Симонов писательскими глазами увидел, что дело – не в конкретных претензиях: «Я так и не понял, в чем был виноват Молотов, понял только то, что Сталин обвиняет его за ряд действий в послевоенный период, обвиняет с гневом такого накала, который, казалось, был связан с прямой опасностью для Молотова, с прямой угрозой сделать те окончательные выводы, которых, памятуя прошлое, можно было ожидать от Сталина. В сущности, главное содержание своей речи, всю систему обвинений в трусости и капитулянтстве и призывов к ленинскому мужеству и несгибаемости Сталин конкретно прикрепил к фигуре Молотова: он обвинялся во всех тех грехах, которые не должны иметь места в партии, если время возьмет свое и во главе партии перестанет стоять Сталин. Он хотел их принизить, особенно Молотова, свести на нет тот ореол, который был у Молотова, был, несмотря на то, что, в сущности, в последние годы он был в значительной мере отстранен от дел, несмотря на то, что Министерством иностранных дел уже несколько лет непосредственно руководил Вышинский, несмотря на то, что у него сидела в тюрьме жена, – несмотря на все это, многими и многими людьми – и чем шире круг брать, тем их будет больше и больше, – имя Молотова называлось или припоминалось непосредственно вслед за именем Сталина. Вот этого Сталин, видимо, и не желал»[1187].
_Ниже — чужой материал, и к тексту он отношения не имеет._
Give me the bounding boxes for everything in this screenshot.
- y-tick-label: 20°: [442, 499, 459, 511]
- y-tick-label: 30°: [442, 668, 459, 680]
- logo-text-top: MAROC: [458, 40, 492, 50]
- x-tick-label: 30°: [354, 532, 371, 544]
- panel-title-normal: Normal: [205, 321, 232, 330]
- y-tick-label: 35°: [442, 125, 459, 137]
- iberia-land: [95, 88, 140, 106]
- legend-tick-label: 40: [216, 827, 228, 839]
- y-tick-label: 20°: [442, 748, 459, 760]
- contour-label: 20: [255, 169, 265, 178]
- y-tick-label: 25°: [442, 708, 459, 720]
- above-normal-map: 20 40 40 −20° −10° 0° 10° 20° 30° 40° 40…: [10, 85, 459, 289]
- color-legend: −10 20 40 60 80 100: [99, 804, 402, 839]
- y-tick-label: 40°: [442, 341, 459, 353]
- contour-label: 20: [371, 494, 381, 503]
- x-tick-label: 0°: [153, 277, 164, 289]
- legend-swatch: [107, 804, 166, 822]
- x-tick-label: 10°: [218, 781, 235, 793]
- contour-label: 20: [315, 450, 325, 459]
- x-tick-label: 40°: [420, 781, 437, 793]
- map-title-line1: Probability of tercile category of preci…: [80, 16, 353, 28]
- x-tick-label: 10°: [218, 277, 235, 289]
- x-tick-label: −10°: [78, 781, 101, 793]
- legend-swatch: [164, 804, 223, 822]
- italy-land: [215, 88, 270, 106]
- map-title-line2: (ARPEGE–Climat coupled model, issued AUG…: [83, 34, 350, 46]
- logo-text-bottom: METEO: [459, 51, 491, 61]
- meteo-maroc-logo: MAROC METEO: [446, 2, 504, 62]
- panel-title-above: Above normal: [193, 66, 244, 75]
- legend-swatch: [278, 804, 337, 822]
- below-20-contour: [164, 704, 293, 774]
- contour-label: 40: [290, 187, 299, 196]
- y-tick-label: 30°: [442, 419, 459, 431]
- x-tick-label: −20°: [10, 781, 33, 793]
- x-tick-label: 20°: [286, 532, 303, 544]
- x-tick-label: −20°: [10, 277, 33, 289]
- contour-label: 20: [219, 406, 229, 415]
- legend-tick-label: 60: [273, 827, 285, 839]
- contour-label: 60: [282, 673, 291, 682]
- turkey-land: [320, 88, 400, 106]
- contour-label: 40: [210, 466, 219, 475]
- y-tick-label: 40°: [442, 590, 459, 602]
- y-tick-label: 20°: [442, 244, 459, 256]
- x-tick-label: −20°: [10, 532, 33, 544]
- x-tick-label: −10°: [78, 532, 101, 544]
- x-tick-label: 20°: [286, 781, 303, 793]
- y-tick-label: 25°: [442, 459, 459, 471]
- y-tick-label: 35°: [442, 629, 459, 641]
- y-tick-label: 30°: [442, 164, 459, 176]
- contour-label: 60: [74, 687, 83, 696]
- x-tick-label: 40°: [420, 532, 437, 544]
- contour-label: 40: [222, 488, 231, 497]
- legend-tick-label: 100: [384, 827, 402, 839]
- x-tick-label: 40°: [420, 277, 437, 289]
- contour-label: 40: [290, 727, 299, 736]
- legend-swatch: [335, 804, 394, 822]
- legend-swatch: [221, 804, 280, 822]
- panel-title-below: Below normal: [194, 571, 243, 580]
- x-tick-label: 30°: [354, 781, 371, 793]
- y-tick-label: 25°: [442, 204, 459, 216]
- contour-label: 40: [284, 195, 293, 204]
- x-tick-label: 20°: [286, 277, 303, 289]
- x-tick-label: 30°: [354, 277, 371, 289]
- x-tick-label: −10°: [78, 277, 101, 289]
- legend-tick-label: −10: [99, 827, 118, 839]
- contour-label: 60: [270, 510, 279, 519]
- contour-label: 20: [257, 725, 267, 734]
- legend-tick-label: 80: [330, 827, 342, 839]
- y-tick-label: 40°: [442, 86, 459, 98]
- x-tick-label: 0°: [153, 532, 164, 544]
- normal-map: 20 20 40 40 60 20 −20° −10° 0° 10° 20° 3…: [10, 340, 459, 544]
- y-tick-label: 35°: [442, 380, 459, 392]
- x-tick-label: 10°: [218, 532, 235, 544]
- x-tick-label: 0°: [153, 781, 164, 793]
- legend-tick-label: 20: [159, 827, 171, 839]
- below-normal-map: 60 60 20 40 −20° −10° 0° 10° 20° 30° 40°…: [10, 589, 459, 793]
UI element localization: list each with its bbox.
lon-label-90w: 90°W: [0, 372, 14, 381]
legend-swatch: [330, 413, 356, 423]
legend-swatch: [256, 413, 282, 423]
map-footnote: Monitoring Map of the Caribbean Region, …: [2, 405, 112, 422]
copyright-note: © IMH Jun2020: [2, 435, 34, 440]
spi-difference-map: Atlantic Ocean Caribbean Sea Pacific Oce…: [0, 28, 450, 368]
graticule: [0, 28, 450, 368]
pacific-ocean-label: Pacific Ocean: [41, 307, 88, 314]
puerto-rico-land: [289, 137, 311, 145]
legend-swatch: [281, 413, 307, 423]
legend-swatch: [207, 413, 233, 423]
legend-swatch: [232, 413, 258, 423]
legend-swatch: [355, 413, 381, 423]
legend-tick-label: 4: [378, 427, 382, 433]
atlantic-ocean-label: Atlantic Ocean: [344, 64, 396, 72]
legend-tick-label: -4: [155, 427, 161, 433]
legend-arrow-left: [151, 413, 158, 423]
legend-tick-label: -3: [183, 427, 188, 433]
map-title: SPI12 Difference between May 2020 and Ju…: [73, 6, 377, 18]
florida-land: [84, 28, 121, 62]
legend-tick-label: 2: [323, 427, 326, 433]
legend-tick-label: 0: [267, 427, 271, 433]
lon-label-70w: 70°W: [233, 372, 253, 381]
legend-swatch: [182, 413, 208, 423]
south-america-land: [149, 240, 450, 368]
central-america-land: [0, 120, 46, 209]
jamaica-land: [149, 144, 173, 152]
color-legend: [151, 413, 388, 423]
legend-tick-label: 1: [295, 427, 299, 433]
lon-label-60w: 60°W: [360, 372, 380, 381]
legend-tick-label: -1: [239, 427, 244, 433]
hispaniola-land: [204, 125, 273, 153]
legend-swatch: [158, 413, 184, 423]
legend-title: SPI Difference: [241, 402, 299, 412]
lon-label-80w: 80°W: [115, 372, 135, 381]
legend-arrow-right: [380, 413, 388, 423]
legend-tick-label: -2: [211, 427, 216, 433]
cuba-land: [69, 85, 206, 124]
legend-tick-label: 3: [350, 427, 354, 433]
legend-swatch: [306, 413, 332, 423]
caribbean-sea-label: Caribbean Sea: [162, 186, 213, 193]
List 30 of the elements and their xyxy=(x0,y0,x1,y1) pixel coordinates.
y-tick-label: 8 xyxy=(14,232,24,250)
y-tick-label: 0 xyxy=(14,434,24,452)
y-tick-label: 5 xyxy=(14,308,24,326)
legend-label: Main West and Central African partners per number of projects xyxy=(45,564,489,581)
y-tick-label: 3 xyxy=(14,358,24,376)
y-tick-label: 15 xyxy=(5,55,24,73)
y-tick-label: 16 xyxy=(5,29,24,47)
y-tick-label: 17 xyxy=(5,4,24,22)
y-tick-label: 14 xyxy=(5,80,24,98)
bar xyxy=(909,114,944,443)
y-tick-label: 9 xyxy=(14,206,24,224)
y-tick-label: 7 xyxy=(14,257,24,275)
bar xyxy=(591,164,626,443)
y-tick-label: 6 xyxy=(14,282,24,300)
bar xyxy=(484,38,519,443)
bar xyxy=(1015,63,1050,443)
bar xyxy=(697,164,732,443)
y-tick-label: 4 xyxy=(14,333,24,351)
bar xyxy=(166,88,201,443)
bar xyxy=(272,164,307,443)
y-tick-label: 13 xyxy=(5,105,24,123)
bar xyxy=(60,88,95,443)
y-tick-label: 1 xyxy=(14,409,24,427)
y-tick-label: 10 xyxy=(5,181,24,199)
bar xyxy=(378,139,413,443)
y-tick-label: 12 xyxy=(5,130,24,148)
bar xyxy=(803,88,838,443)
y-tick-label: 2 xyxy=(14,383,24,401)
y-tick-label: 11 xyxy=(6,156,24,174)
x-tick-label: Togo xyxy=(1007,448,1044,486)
«Я переводил глаза со Сталина на Молотова, Микояна и опять на Сталина. Молотов сидел неподвижно за столом президиума. Он молчал, и ни один мускул не дрогнул на его лице. Через стекла пенсне он смотрел прямо в зал и лишь изредка делал тремя пальцами правой руки такие движения по сукну стола, словно мял мякиш хлеба»[1188], – рассказывал Д. Шепилов. Симонов как опытный драматург добавляет в картину образности: «Лица Молотова и Микояна были белыми и мертвыми. Такими же белыми и мертвыми эти лица остались тогда, когда Сталин кончил, вернулся, сел за стол, а они – сначала Молотов, потом Микоян – спустились один за другим на трибуну, где только что стоял Сталин, и там – Молотов дольше, Микоян короче – пытались объяснить Сталину свои действия и поступки, оправдаться, сказать ему, что это не так, что они никогда не были ни трусами, ни капитулянтами и не убоятся новых столкновений с лагерем капитализма и не капитулируют перед ним. После той жестокости, с которой говорил о них обоих Сталин, после той ярости, которая звучала во многих местах его речи, оба выступавшие казались произносившими последнее слово подсудимыми, которые хотя и отрицают все взваленные на них вины, но вряд ли могут надеяться на перемену в своей, уже решенной Сталиным судьбе»[1189]. Версия Микояна отличается от воспоминаний Симонова: «Первым выступил Молотов. Он сказал коротко: как во внешней, так и во внутренней политике целиком согласен со Сталиным, раньше был согласен и теперь согласен с линией ЦК. К моему удивлению, Молотов не стал опровергать конкретные обвинения, которые ему были предъявлены»[1190].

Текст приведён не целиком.